Anyone who knows me knows that I appreciate good food. And when I go out to eat, I like to take in the whole experience: the atmosphere of the restaurant, the savory food, and the service. I also pride myself on being a good tipper, provided it was good service and the server was kind and helpful. After reading a recent Forbes article by Sharon Johnson, it came to my attention how unstable of a career serving is because of the fluctuating tips. I was shocked to find out that the minimum wage for servers has been the same for the past 21 years and is, like, a fraction of what the rest of the country’s is. Apparently servers in California have it pretty good, because they have the same minimum wage as other jobs. But not for the rest of the country. Read on:
“A waitress in a family-style restaurant in Detroit says it’s a struggle to make ends meet. Most servers are women and they are subject to a sub-minimum wage that hasn’t been raised since 1991. Family members often provide a crucial safety net.
The greatest challenge of Zhanneta Dunder’s work as a server in a family-style restaurant in Detroit is not carrying heavy trays of food, but stretching her earnings of $300 a week to support herself and her 11-year-old daughter.
“It is a struggle to pay the rent, let alone gasoline, car insurance and my daughter’s school supplies,” said the 41-year-old waitress. “But I’m grateful for the job because I like the people I work with and the customers are nice.”
In 1995, Dunder, her then-husband and her oldest daughter moved to Michigan from Moldavia in Eastern Europe. “I didn’t speak much English, so most fields were closed to me.
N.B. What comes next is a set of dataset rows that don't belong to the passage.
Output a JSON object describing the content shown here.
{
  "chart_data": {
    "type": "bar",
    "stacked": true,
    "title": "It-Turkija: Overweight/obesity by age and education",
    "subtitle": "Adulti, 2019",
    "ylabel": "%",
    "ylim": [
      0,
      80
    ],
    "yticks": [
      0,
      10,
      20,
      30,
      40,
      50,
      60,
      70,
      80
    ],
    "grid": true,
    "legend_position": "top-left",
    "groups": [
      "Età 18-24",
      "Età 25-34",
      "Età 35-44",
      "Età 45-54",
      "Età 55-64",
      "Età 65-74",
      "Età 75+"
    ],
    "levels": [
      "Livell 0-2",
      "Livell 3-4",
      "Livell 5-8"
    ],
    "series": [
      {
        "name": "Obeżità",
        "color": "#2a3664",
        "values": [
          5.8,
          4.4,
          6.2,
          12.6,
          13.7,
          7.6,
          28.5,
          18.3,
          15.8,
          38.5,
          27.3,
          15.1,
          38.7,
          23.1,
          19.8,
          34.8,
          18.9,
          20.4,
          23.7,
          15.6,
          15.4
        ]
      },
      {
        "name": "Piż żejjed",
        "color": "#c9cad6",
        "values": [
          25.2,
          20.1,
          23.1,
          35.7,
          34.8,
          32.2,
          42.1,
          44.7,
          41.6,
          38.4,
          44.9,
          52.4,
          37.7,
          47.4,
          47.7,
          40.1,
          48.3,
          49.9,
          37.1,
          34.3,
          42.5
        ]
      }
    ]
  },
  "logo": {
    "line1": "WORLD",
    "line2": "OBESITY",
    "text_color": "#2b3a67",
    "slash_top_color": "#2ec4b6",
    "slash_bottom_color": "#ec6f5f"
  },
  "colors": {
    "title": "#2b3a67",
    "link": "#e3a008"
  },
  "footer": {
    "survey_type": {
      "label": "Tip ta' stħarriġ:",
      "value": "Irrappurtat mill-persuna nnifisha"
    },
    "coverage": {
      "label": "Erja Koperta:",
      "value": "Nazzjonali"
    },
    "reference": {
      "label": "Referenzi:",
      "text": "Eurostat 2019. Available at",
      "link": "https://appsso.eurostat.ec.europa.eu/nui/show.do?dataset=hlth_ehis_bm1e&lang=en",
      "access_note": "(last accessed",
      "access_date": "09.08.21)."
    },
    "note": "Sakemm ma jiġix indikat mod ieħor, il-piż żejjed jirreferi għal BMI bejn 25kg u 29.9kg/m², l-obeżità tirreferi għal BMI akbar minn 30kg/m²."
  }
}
Fortunately, I landed a job bussing tables in a restaurant where I learned the basics of the industry and improved my English skills.”
Dunder, who is now divorced, has completed a training program at another restaurant and is proud of the attention she gives her customers. “If the first customer is in a rush, I get the coffee in record time. If the second customer needs extra napkins, I make sure she has them.”
Like many tipped workers, Dunder has trouble making ends meet because of an obscure federal provision called the tip credit, which has established a sub-minimum wage for tipped workers at $2.15 per hour, or $4,333 a year for a full-time worker. Forty-five states have established slightly higher sub-minimum wages. For example, Michigan pays $2.65 an hour.”
To read the rest of the interview and find out more about the financial struggle of many servers, click here.
And this, guys, is where I make my humble request to leave decent tips when you go out to eat. Obviously, if the service is way off or you get a bad attitude from a server, I think it’s a good idea to speak up about it to a manager or someone. Even if the service is slow, as long as the server does a good job, keeps you updated, apologizes for the wait and so forth, tip good. It could be a backed up kitchen for all you know, or one of the chef’s errors slowing things down. I’ve got a soft spot for servers, having worked in the food industry myself long ago, and I am a big fan of paying it forward. Even if you don’t believe in karma, it is still a nice, gentlemanly thing to do.